The benefit in kind (BiK) tax charged on company cars remains tied to their carbon dioxide rating too. A

s things stand currently, cars that emit less than 50g/km of carbon dioxide – such as the Mitsubishi Outlander PHEV – would be taxed at 16% of their P11D value for the 2019/20 financial year.

The remainder of plug-in hybrids would typically fall into the 51g/km to 75g/km bracket, which will be taxed at 19%. In contrast, the same Outlander, fitted with Mitsubishi’s relatively low-carbon dioxide (139g/km) diesel would be taxed at 35%.


The Outlander PHEV skeletal system layout

A similar incentive applies to national insurance contributions paid by employers on company cars.

What’s more, companies can write down a higher percentage of the purchase cost of vehicles that emit less carbon dioxide, with cars rated at less than 50g/km of carbon dioxide eligible for a 100% capital allowance.

There are also grants available for installing charging points and the potential to set your own tariff if these are open to the public (for instance, if there’s a farm shop or a B&B on site).

If you’re considering a hybrid vehicle, it’s advisable to do some research on real-world fuel economy figures (bearing in mind that these could be substantially different to the manufacturer’s claims) and then speak to an accountant to gauge what could be done to offset any price premium.

Ultimately, it’s hard to state definitively whether or not the figures will add up in all cases.

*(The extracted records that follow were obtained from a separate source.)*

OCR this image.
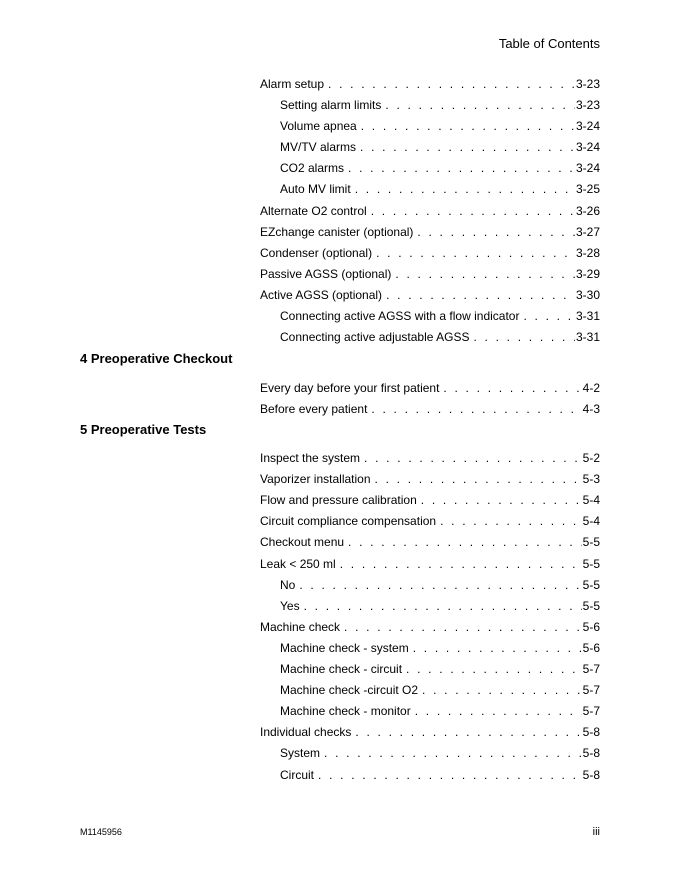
Table of Contents
Alarm setup . . .	3-23
Setting alarm limits . . .	3-23
Volume apnea . . .	3-24
MV/TV alarms . . .	3-24
CO2 alarms . . .	3-24
Auto MV limit . . .	3-25
Alternate O2 control . . .	3-26
EZchange canister (optional) . . .	3-27
Condenser (optional) . . .	3-28
Passive AGSS (optional) . . .	3-29
Active AGSS (optional) . . .	3-30
Connecting active AGSS with a flow indicator . . .	3-31
Connecting active adjustable AGSS . . .	3-31
4 Preoperative Checkout
Every day before your first patient . . .	4-2
Before every patient . . .	4-3
5 Preoperative Tests
Inspect the system . . .	5-2
Vaporizer installation . . .	5-3
Flow and pressure calibration . . .	5-4
Circuit compliance compensation . . .	5-4
Checkout menu . . .	5-5
Leak < 250 ml . . .	5-5
No . . .	5-5
Yes . . .	5-5
Machine check . . .	5-6
Machine check - system . . .	5-6
Machine check - circuit . . .	5-7
Machine check -circuit O2 . . .	5-7
Machine check - monitor . . .	5-7
Individual checks . . .	5-8
System . . .	5-8
Circuit . . .	5-8
M1145956	iii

However, what we can say is that the incentives are significant and definitely worth investigating.

On test: Lexus RX450hL


Silence. That’s the first thing that strikes you as you pull away in the Lexus RX450hL. Even at cruising speeds there’s little more than the slightest hint of wind and road noise.

Being a Lexus, it’s beautifully finished inside, everything moves around at the touch of a button and the gadget count in the cabin is sky high.

Squeeze the throttle a little harder and the 3.5-litre petrol V6 wakes up with a gentle purr. It’s connected to the front wheels via a continuously variable transmission, which is shared with a 165bhp electric motor.

There’s also a 68bhp electric motor that’s used to drive the rear wheels, plus a smaller motor-generator unit, which replaces the traditional starter motor and alternator.

Combined, the total output comes to 308bhp, giving sprightly performance for a car that carries seven people and stands some 5m long.

This is a so-called full hybrid, with a 2kWh lithium-ion battery pack stashed under the rear seats. Without a plug-in option, we struggled to generate enough energy to engage electric-only mode, but the motors did allow the engine to shut down frequently for short periods.

The end result was around 30mpg driving on rural A- and B-roads – not transformative, but more than you might get in the real-world from a vehicle of this size with a conventional petrol engine.

On the road, the long-wheelbase RX450hL doesn’t offer the last word in agility, but it does feel safe and secure, while the four-wheel drive and raised ground clearance should provide a modicum of off-road ability.

Back on tarmac, it wafts along with a supple easy-going ride that only adds to the general feeling of tranquillity inside the cabin.